In this poster I will highlight two projects that I have been involved with during my postdoctoral work as a member of the Bates group at the University of Minnesota. Following the conclusion of my postdoctoral work, I would like to begin a tenure track faculty position in a chemical engineering department. As a faculty member, the overarching theme of my research program will be focused on nanostructured polymeric materials including block copolymers, nanocomposites, thin films and membranes. One of the cornerstones of my research program will be polymer synthesis. The current palette of synthetic tools available to polymer scientists has facilitated nearly unbridled control of molecular scale architecture. I view synthetic capability to be paramount in designing and studying novel polymeric materials. The projects that I am currently involved with can be summarized as follows:

Polydispersity Effects in the Phase Behavior of Poly(isoprene-b-styrene-b-ethylene oxide) (ISO) Triblock Copolymers

The phase behavior of block copolymers has been studied intensely for several decades, both theoretically and experimentally. Despite this long history, relatively little attention has been focused on understanding the impact of polydispersity. Presumably, this has been a consequence of the living synthetic methods commonly employed for block copolymer synthesis that naturally produce polydispersities < 1.1. Nevertheless, the importance of polydispersity was noted as early as 1980 (1) when Leibler stated: “Much more important than fluctuation effects are those effects resulting from the polydispersity of the copolymer blocks…it seems that even a small polydispersity of the sample may be crucial.” Since 1980, there have been only a few experimental studies which have aimed to address this issue. We have recently studied (2) functional organolithiums that can be used to prepare α-hydroxy polystyrene with polydispersity indices ranging from ~1.1-1.6. Here we used 3-triisopropylsilyloxy-1-propyllithium (TIPSOPrLi) to prepare monomodal α-hydroxy poly(styrene-b-isoprene) diblocks containing a polystyrene block with M_w/M_n = 1.31 or 1.44. More than 15 ISO triblocks were synthesized from these two parent diblocks along the f_I = f_S isopleth. These studies (3) of polydispersity effects are unique in that they address the impact of polydispersity in the S block which is forced to bridge between the I and O domains. Surprisingly, we did not observe the orthorhombic network morphology which has been observed in monodisperse analogs. These results clearly illustrate the important role that polydispersity can play in the phase behavior of block copolymers and are a demonstration of the delicate nature of the free energy balance governing morphological behavior.

(1) Leibler, L. Macromolecules 1980, 13, 1602-1617. (2) Meuler, A.J.; Mahanthappa, M.K.; Hillmyer, M.A.; Bates, F.S. Macromolecules 2007, 40, 760-762. (3) Meuler, A.J.; Ellison, C.J.; Evans, C.M.; Hillmyer, M.A.; Bates, F.S. Macromolecules, submitted.

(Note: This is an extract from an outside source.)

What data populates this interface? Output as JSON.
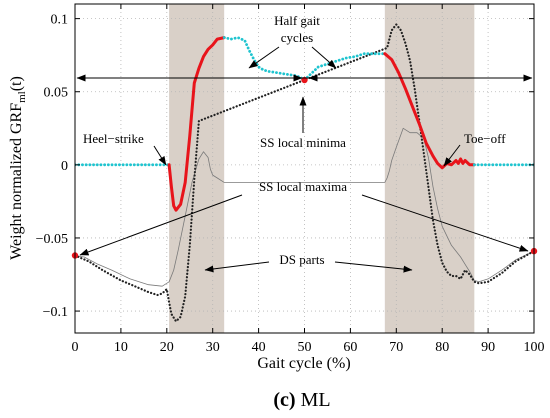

Nanofibers Produced by Melt Blowing

Melt blowing is a more than 50 year old polymer processing method for generating polymer fibers often as nonwovens. It employs a jet of hot air which creates an extensional force on an extruded polymer filament resulting in attenuation of its diameter by more than 1000 times in some cases. Although historically this method has been limited to the production of fibers exceeding 1-2 microns, we have recently demonstrated the ability to produce long, defect free fibers several hundred nanometers in average diameter. Traditionally, electrospinning has been the only processing method available for producing fibers on this size scale. However, electrospinning is inherently less desirable than melt blowing due to its low production rate, solvent requirement, and high operating voltage. In this study (1), nanofibers were produced from commercial melt blowing grades of polypropylene and poly(butylene terephthalate) using a laboratory melt blowing device (both single- and multi-orifice) which was designed after commercial equipment. This demonstration of melt blowing capabilities is a step towards closing the gap between electrospinning and melt blowing in terms of the ability to produce nanoscale fibers. In addition, it highlights the potential for increasing the number of applications served by melt blowing. Finally, we have attempted to understand the ultimate limitations of this process by exploring the processability of a series of low and high molecular weight polystyrenes and their blends. Surprisingly, conditions can be identified where exceedingly low molecular weight polystyrene (M_n = 2.6 kg/mol and PDI = 1.09) can be readily melt blown into defect free fibers with an average diameter less than 1 micron. This result illustrates how much is yet to be learned about this process.

(1) Ellison, C.J.; Phatak, A.; Giles, D.W.; Macosko, C.W.; Bates, F.S. Polymer 2007, 48, 3306-3316.